Explicit and spontaneous breaking of SU(3) into its finite subgroups

TL;DR

This paper explores how SU(3) symmetry can be explicitly or spontaneously broken into its finite subgroups using invariants, providing computational tools and a comprehensive analysis of subgroup invariants and breaking conditions.

Contribution

It introduces a complete formalism linking explicit and spontaneous breaking of SU(3), computes invariants for subgroups, and provides a Mathematica package for group analysis.

Findings

Computed all invariants for subgroups under 512 elements.

Established conditions for symmetry breaking into various subgroups.

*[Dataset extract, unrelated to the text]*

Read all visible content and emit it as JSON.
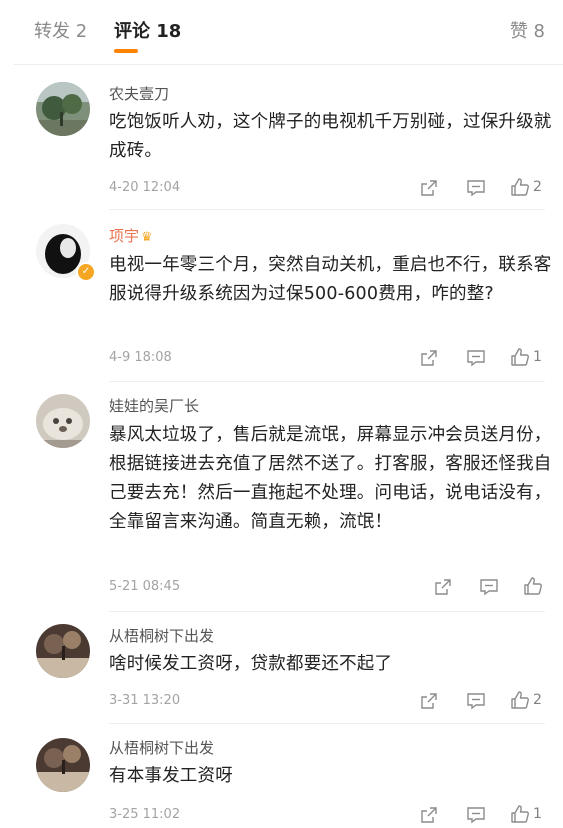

Provided tools for analyzing group invariants and representations.

Abstract

We investigate the breaking of SU(3) into its subgroups from the viewpoints of explicit and spontaneous breaking. A one-to-one link between these two approaches is given by the complex spherical harmonics, which form a complete set of SU(3)-representation functions. An invariant of degrees p and q in complex conjugate variables corresponds to a singlet, or vacuum expectation value, in a (p,q)-representation of SU(3). We review the formalism of the Molien function, which contains information on primary and secondary invariants. Generalizations of the Molien function to the tensor generating functions are discussed. The latter allows all branching rules to be deduced. We have computed all primary and secondary invariants for all proper finite subgroups of order smaller than 512, for the entire series of groups \Delta(3n^2), \Delta(6n^2), and for all crystallographic groups. Examples of sufficient conditions for breaking into a subgroup are worked out for the entire T_{n[a]}-, \Delta(3n^2)-, \Delta(6n^2)-series and for all crystallographic groups \Sigma(X). The corresponding invariants provide an alternative definition of these groups. A Mathematica package, SUtree, is provided which allows the extraction of the invariants, Molien and generating functions, syzygies, VEVs, branching rules, character tables, matrix (p,q)_{SU(3)}-representations, Kronecker products, etc. for the groups discussed above.